Cardiff hükümetinde 2013 yılından bu yana çeşitli görevler üstlenen Gething, 2014 yılında Kalkınma Bakan Yardımcılığı, ardından Sağlık Bakan Yardımcılığı, ardından 2016-2021 yılları arasında Sağlık Bakanı olarak görev yaptı. Birkaç gün önce rakibi Jeremy Miles'ı kıl payı mağlup ederek Galler İşçi Partisi'nin lideri olan Gething, 2021 mayısında Mark Drakeford hükümetinin ekonomi bakanlığı görevini üstlenmişti.

Gething, özelde Galler’in genelde ise Avrupa’nın ilk siyahi lideri oldu. Birleşik Krallık tarihindeki bu yeni durum, ‘artık göçmenlerin çocukları ve torunları sahada ve yerel meclislerden hükümete kadar çeşitli siyasi makamlar için ülkenin yerli halkıyla rekabet ediyor’ yorumlarına neden oldu.

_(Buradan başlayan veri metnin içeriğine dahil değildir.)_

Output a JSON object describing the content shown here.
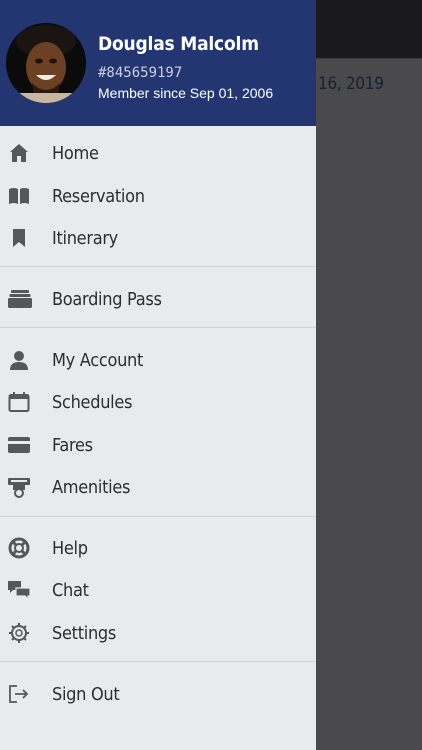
{
  "profile": {
    "name": "Douglas Malcolm",
    "member_id": "#845659197",
    "member_since": "Member since Sep 01, 2006",
    "header_color": "#233672"
  },
  "menu": {
    "groups": [
      {
        "items": [
          {
            "label": "Home",
            "icon": "home-icon"
          },
          {
            "label": "Reservation",
            "icon": "book-icon"
          },
          {
            "label": "Itinerary",
            "icon": "bookmark-icon"
          }
        ]
      },
      {
        "items": [
          {
            "label": "Boarding Pass",
            "icon": "ticket-stack-icon"
          }
        ]
      },
      {
        "items": [
          {
            "label": "My Account",
            "icon": "user-icon"
          },
          {
            "label": "Schedules",
            "icon": "calendar-icon"
          },
          {
            "label": "Fares",
            "icon": "credit-card-icon"
          },
          {
            "label": "Amenities",
            "icon": "amenities-icon"
          }
        ]
      },
      {
        "items": [
          {
            "label": "Help",
            "icon": "lifebuoy-icon"
          },
          {
            "label": "Chat",
            "icon": "chat-bubbles-icon"
          },
          {
            "label": "Settings",
            "icon": "gear-icon"
          }
        ]
      },
      {
        "items": [
          {
            "label": "Sign Out",
            "icon": "sign-out-icon"
          }
        ]
      }
    ]
  },
  "background": {
    "date_fragment": "16, 2019"
  }
}
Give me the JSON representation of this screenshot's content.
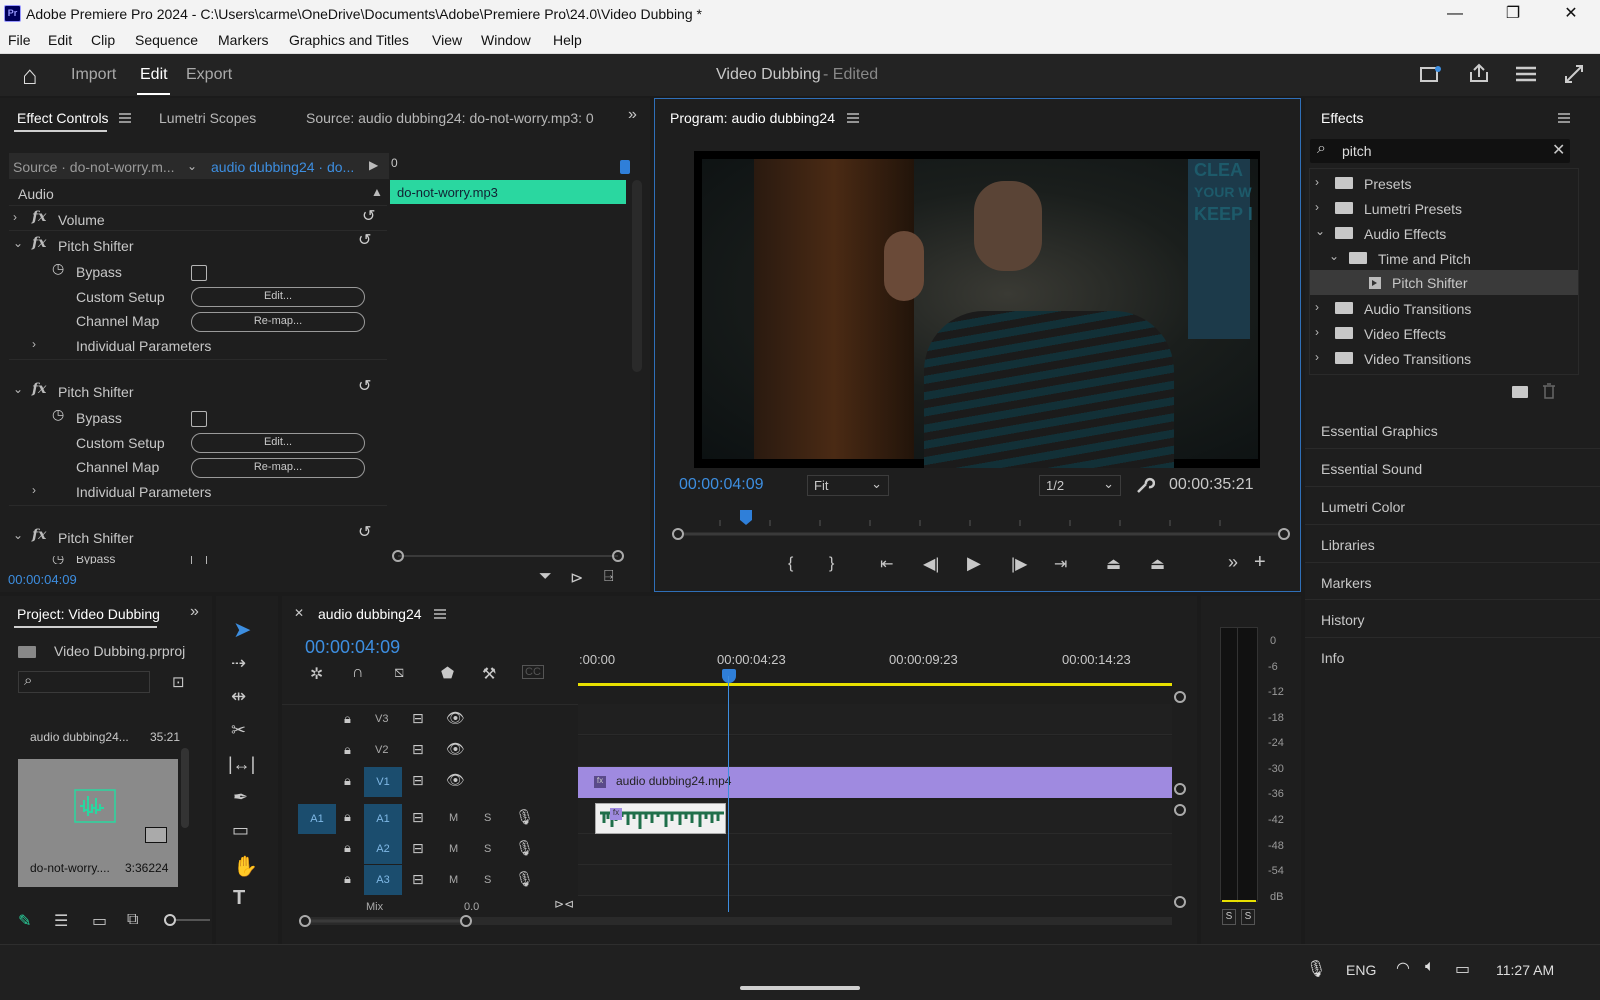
{
  "window": {
    "title": "Adobe Premiere Pro 2024 - C:\\Users\\carme\\OneDrive\\Documents\\Adobe\\Premiere Pro\\24.0\\Video Dubbing *",
    "logo": "Pr",
    "minimize": "—",
    "maximize": "❐",
    "close": "✕"
  },
  "menu": [
    "File",
    "Edit",
    "Clip",
    "Sequence",
    "Markers",
    "Graphics and Titles",
    "View",
    "Window",
    "Help"
  ],
  "header": {
    "home": "⌂",
    "tabs": [
      "Import",
      "Edit",
      "Export"
    ],
    "active_tab": "Edit",
    "project": "Video Dubbing",
    "status": "- Edited"
  },
  "effect_controls": {
    "tabs": [
      "Effect Controls",
      "Lumetri Scopes",
      "Source: audio dubbing24: do-not-worry.mp3: 0"
    ],
    "source_label": "Source · do-not-worry.m...",
    "sequence_label": "audio dubbing24 · do...",
    "ruler_zero": "0",
    "clip_name": "do-not-worry.mp3",
    "section": "Audio",
    "volume": "Volume",
    "pitch": "Pitch Shifter",
    "bypass": "Bypass",
    "custom_setup": "Custom Setup",
    "channel_map": "Channel Map",
    "individual": "Individual Parameters",
    "edit_btn": "Edit...",
    "remap_btn": "Re-map...",
    "bypass_cut": "Bypass",
    "timecode": "00:00:04:09"
  },
  "program": {
    "title": "Program: audio dubbing24",
    "timecode": "00:00:04:09",
    "fit": "Fit",
    "resolution": "1/2",
    "duration": "00:00:35:21",
    "poster_text": [
      "CLEA",
      "YOUR W",
      "KEEP I"
    ]
  },
  "effects": {
    "title": "Effects",
    "search": "pitch",
    "tree": [
      "Presets",
      "Lumetri Presets",
      "Audio Effects",
      "Time and Pitch",
      "Pitch Shifter",
      "Audio Transitions",
      "Video Effects",
      "Video Transitions"
    ],
    "panels": [
      "Essential Graphics",
      "Essential Sound",
      "Lumetri Color",
      "Libraries",
      "Markers",
      "History",
      "Info"
    ]
  },
  "project": {
    "title": "Project: Video Dubbing",
    "file": "Video Dubbing.prproj",
    "items": [
      {
        "name": "audio dubbing24...",
        "dur": "35:21"
      },
      {
        "name": "do-not-worry....",
        "dur": "3:36224"
      }
    ]
  },
  "timeline": {
    "title": "audio dubbing24",
    "timecode": "00:00:04:09",
    "ruler": [
      ":00:00",
      "00:00:04:23",
      "00:00:09:23",
      "00:00:14:23"
    ],
    "video_tracks": [
      "V3",
      "V2",
      "V1"
    ],
    "audio_tracks": [
      "A1",
      "A2",
      "A3"
    ],
    "source_patch": "A1",
    "mix": "Mix",
    "mix_val": "0.0",
    "video_clip": "audio dubbing24.mp4",
    "fx": "fx",
    "m": "M",
    "s": "S"
  },
  "meter": {
    "scale": [
      "0",
      "-6",
      "-12",
      "-18",
      "-24",
      "-30",
      "-36",
      "-42",
      "-48",
      "-54",
      "dB"
    ],
    "solo": "S"
  },
  "taskbar": {
    "lang": "ENG",
    "time": "11:27 AM"
  }
}
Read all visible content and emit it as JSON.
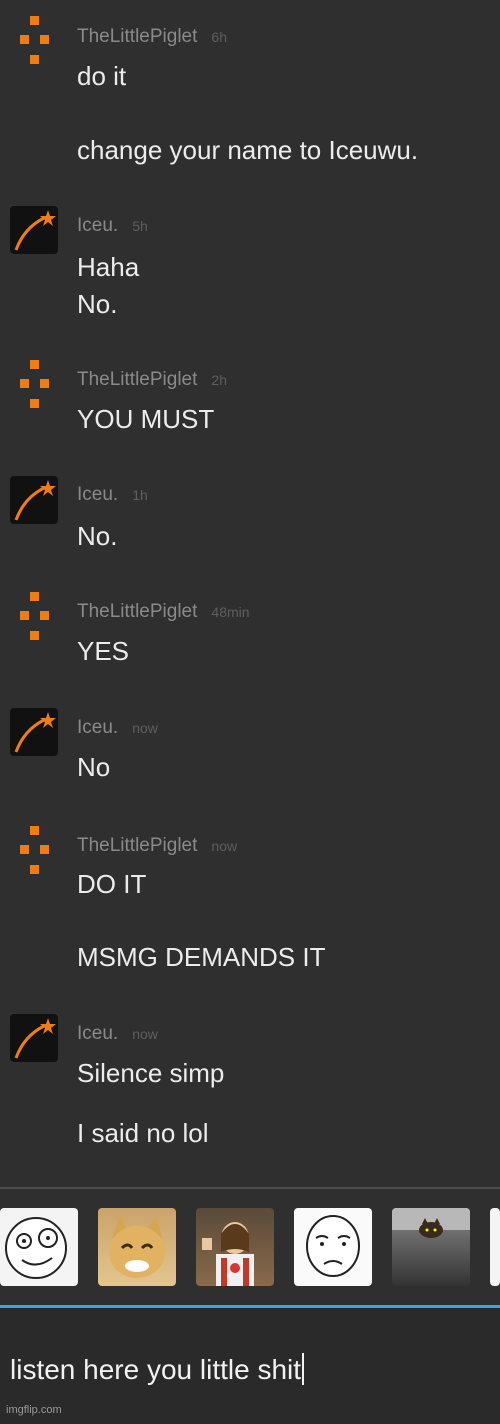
{
  "messages": [
    {
      "user": "TheLittlePiglet",
      "time": "6h",
      "avatar": "piglet",
      "lines": [
        "do it",
        "change your name to Iceuwu."
      ]
    },
    {
      "user": "Iceu.",
      "time": "5h",
      "avatar": "star",
      "lines": [
        "Haha",
        "No."
      ]
    },
    {
      "user": "TheLittlePiglet",
      "time": "2h",
      "avatar": "piglet",
      "lines": [
        "YOU MUST"
      ]
    },
    {
      "user": "Iceu.",
      "time": "1h",
      "avatar": "star",
      "lines": [
        "No."
      ]
    },
    {
      "user": "TheLittlePiglet",
      "time": "48min",
      "avatar": "piglet",
      "lines": [
        "YES"
      ]
    },
    {
      "user": "Iceu.",
      "time": "now",
      "avatar": "star",
      "lines": [
        "No"
      ]
    },
    {
      "user": "TheLittlePiglet",
      "time": "now",
      "avatar": "piglet",
      "lines": [
        "DO IT",
        "MSMG DEMANDS IT"
      ]
    },
    {
      "user": "Iceu.",
      "time": "now",
      "avatar": "star",
      "lines": [
        "Silence simp",
        "I said no lol"
      ]
    }
  ],
  "stickers": [
    "rage-face-sticker",
    "cat-sticker",
    "buddy-christ-sticker",
    "okay-face-sticker",
    "ceiling-cat-sticker",
    "partial-sticker"
  ],
  "composer": {
    "text": "listen here you little shit"
  },
  "watermark": "imgflip.com",
  "colors": {
    "accent": "#3aa7d8",
    "avatar_orange": "#f07d14",
    "background": "#2f2f2f"
  }
}
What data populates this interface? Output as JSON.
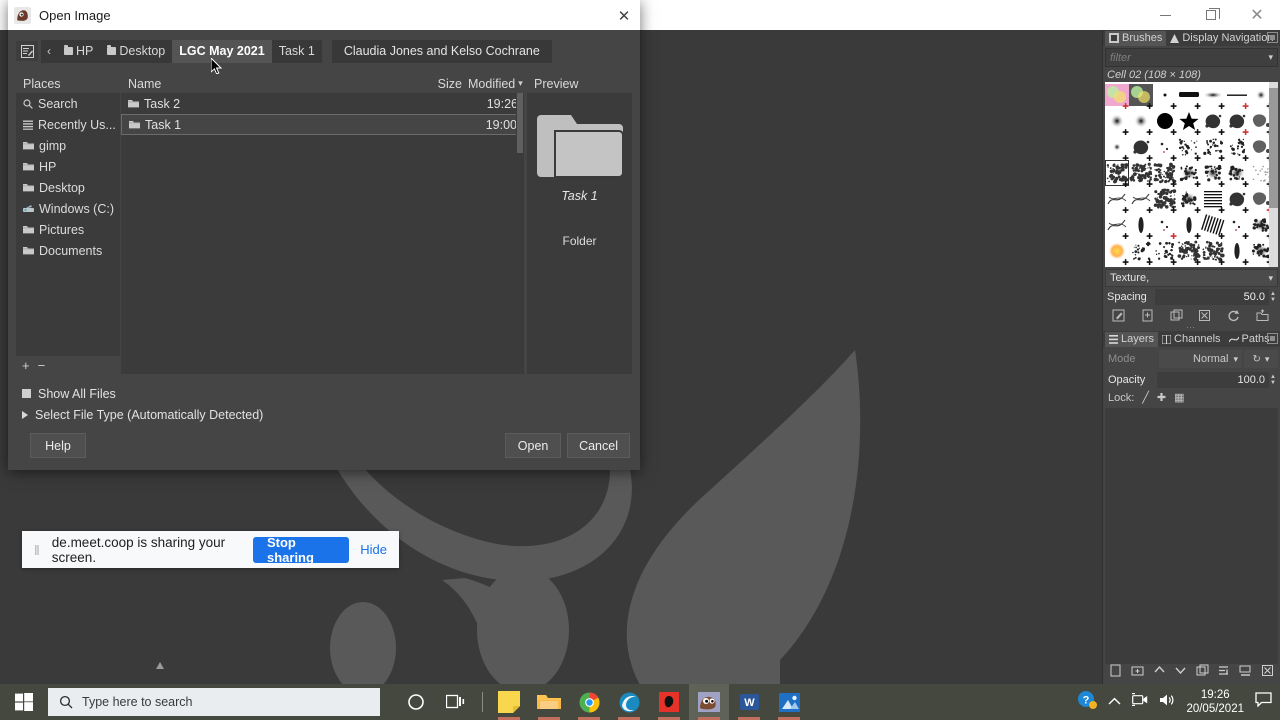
{
  "window": {
    "controls": {
      "minimize": "minimize-icon",
      "restore": "restore-icon",
      "close": "close-icon"
    }
  },
  "dialog": {
    "title": "Open Image",
    "app_icon": "gimp-wilber-icon",
    "close_label": "✕",
    "path_bar": {
      "type_path_icon": "type-a-file-name-icon",
      "back_label": "‹",
      "crumbs": [
        {
          "label": "HP",
          "icon": "folder-icon",
          "active": false
        },
        {
          "label": "Desktop",
          "icon": "folder-icon",
          "active": false
        },
        {
          "label": "LGC May 2021",
          "icon": "",
          "active": true
        },
        {
          "label": "Task 1",
          "icon": "",
          "active": false
        }
      ],
      "extra_crumb": "Claudia Jones and Kelso Cochrane"
    },
    "places": {
      "header": "Places",
      "items": [
        {
          "label": "Search",
          "icon": "search-icon"
        },
        {
          "label": "Recently Us...",
          "icon": "recent-icon"
        },
        {
          "label": "gimp",
          "icon": "folder-icon"
        },
        {
          "label": "HP",
          "icon": "folder-icon"
        },
        {
          "label": "Desktop",
          "icon": "folder-icon"
        },
        {
          "label": "Windows (C:)",
          "icon": "drive-icon"
        },
        {
          "label": "Pictures",
          "icon": "folder-icon"
        },
        {
          "label": "Documents",
          "icon": "folder-icon"
        }
      ],
      "add_label": "+",
      "remove_label": "−"
    },
    "file_list": {
      "columns": {
        "name": "Name",
        "size": "Size",
        "modified": "Modified"
      },
      "sort_indicator": "chevron-down-icon",
      "rows": [
        {
          "name": "Task 2",
          "size": "",
          "modified": "19:26",
          "selected": false
        },
        {
          "name": "Task 1",
          "size": "",
          "modified": "19:00",
          "selected": true
        }
      ]
    },
    "preview": {
      "header": "Preview",
      "icon": "folder-icon-large",
      "name": "Task 1",
      "type": "Folder"
    },
    "options": {
      "show_all_files": "Show All Files",
      "select_file_type": "Select File Type (Automatically Detected)"
    },
    "buttons": {
      "help": "Help",
      "open": "Open",
      "cancel": "Cancel"
    }
  },
  "dock": {
    "brushes_panel": {
      "tabs": [
        {
          "label": "Brushes",
          "icon": "brushes-icon",
          "active": true
        },
        {
          "label": "Display Navigation",
          "icon": "navigation-icon",
          "active": false
        }
      ],
      "menu_button": "dock-menu-icon",
      "filter_placeholder": "filter",
      "filter_value": "",
      "selected_brush_label": "Cell 02 (108 × 108)",
      "texture_label": "Texture,",
      "spacing_label": "Spacing",
      "spacing_value": "50.0",
      "toolbar_icons": [
        "edit-brush-icon",
        "new-brush-icon",
        "duplicate-brush-icon",
        "delete-brush-icon",
        "refresh-brushes-icon",
        "open-brush-folder-icon"
      ]
    },
    "layers_panel": {
      "tabs": [
        {
          "label": "Layers",
          "icon": "layers-icon",
          "active": true
        },
        {
          "label": "Channels",
          "icon": "channels-icon",
          "active": false
        },
        {
          "label": "Paths",
          "icon": "paths-icon",
          "active": false
        }
      ],
      "menu_button": "dock-menu-icon",
      "mode_label": "Mode",
      "mode_value": "Normal",
      "mode_reset_icon": "reset-icon",
      "opacity_label": "Opacity",
      "opacity_value": "100.0",
      "lock_label": "Lock:",
      "lock_icons": [
        "lock-pixels-icon",
        "lock-position-icon",
        "lock-alpha-icon"
      ],
      "bottom_icons": [
        "new-layer-icon",
        "new-layer-group-icon",
        "raise-layer-icon",
        "lower-layer-icon",
        "duplicate-layer-icon",
        "anchor-layer-icon",
        "merge-down-icon",
        "delete-layer-icon"
      ]
    }
  },
  "share_bar": {
    "grip": "drag-handle-icon",
    "message": "de.meet.coop is sharing your screen.",
    "stop_label": "Stop sharing",
    "hide_label": "Hide",
    "accent": "#1a73e8"
  },
  "taskbar": {
    "start_icon": "windows-start-icon",
    "search_placeholder": "Type here to search",
    "search_icon": "search-icon",
    "cortana_icon": "cortana-icon",
    "taskview_icon": "task-view-icon",
    "apps": [
      {
        "name": "sticky-notes-icon",
        "running": true,
        "active": false
      },
      {
        "name": "file-explorer-icon",
        "running": true,
        "active": false
      },
      {
        "name": "google-chrome-icon",
        "running": true,
        "active": false
      },
      {
        "name": "microsoft-edge-icon",
        "running": true,
        "active": false
      },
      {
        "name": "red-app-icon",
        "running": true,
        "active": false
      },
      {
        "name": "gimp-icon",
        "running": true,
        "active": true
      },
      {
        "name": "microsoft-word-icon",
        "running": true,
        "active": false
      },
      {
        "name": "photos-icon",
        "running": true,
        "active": false
      }
    ],
    "tray": {
      "help_icon": "help-question-icon",
      "overflow_icon": "show-hidden-icons-icon",
      "camera_icon": "screen-share-camera-icon",
      "volume_icon": "volume-icon",
      "action_center_icon": "action-center-icon"
    },
    "clock": {
      "time": "19:26",
      "date": "20/05/2021"
    }
  }
}
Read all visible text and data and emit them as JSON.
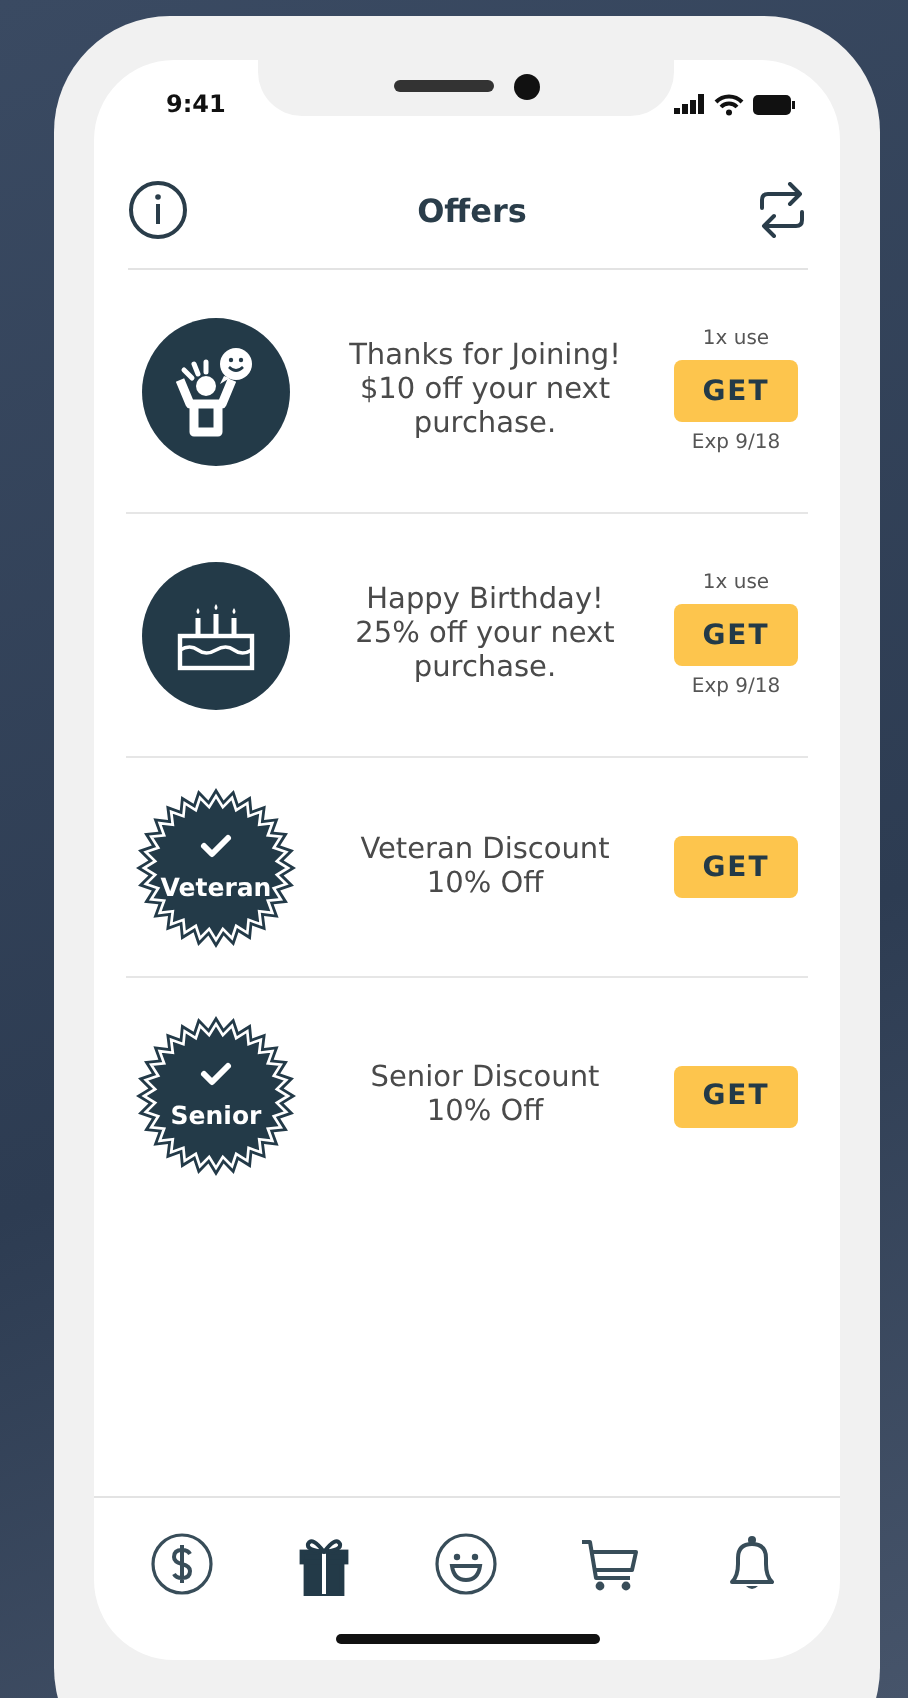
{
  "status_bar": {
    "time": "9:41"
  },
  "header": {
    "title": "Offers"
  },
  "offers": [
    {
      "kind": "person",
      "text": "Thanks for Joining!\n$10 off your next\npurchase.",
      "uses": "1x use",
      "button": "GET",
      "expiry": "Exp 9/18"
    },
    {
      "kind": "cake",
      "text": "Happy Birthday!\n25% off your next\npurchase.",
      "uses": "1x use",
      "button": "GET",
      "expiry": "Exp 9/18"
    },
    {
      "kind": "seal",
      "seal_label": "Veteran",
      "text": "Veteran Discount\n10% Off",
      "button": "GET"
    },
    {
      "kind": "seal",
      "seal_label": "Senior",
      "text": "Senior Discount\n10% Off",
      "button": "GET"
    }
  ],
  "tab_bar": [
    {
      "kind": "dollar",
      "selected": false
    },
    {
      "kind": "gift",
      "selected": true
    },
    {
      "kind": "smile",
      "selected": false
    },
    {
      "kind": "cart",
      "selected": false
    },
    {
      "kind": "bell",
      "selected": false
    }
  ]
}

Galler’de bir göçmenin başbakan olarak seçilmesinden önce Hint asıllı Budist Rishi Sunak, 2022 yılında İngiltere’nin başbakanlık koltuğuna oturmuştu. Pakistan asıllı bir Müslüman olan Hamza Yusuf ise 2023 yılında İskoçya hükümetinin başına geçti. Böylece Birleşik Krallık'ı oluşturan ülkelerden üçü artık her zaman beyazların seçildiği makamlara partileri tarafından seçilen göçmenlerin getirildiğine tanık oldu.

Birleşik Krallık'ta farklı milletlerden üç ismin iktidara gelmesinin ve göçmenlerin çocuklarının ve torunlarının siyasetin tüm kademelerinde yer almasının yolu açıldı. Yerel halkla belediye ve meclis sandalyeleri için yarışan göçmenlerin çocukları ve torunları, hükümetlerde çeşitli görevler alırken bakanlık görevlerinde bulundular ve iç siyasi sahnede etkili oldular.

Birleşik Krallık'taki dördüncü ülke olan Kuzey İrlanda da liderlik konusunda bir istisnaya tanık oluyor. Kuzey İrlanda tarihinde ilk kez ‘Birleşik İrlanda’ fikrini destekleyen Katolik bir kadın siyasetçi olan Sinn Fein, 2023 yılında Belfast parlamento seçimlerinde rakibi Demokratik Birlik Partisi'nin (DUP) 1998 yılında imzalanan barış anlaşmasının temelini oluşturan güç paylaşımı hükümetine yönelik boykotunu sona erdirmeyi başararak iktidara geldi.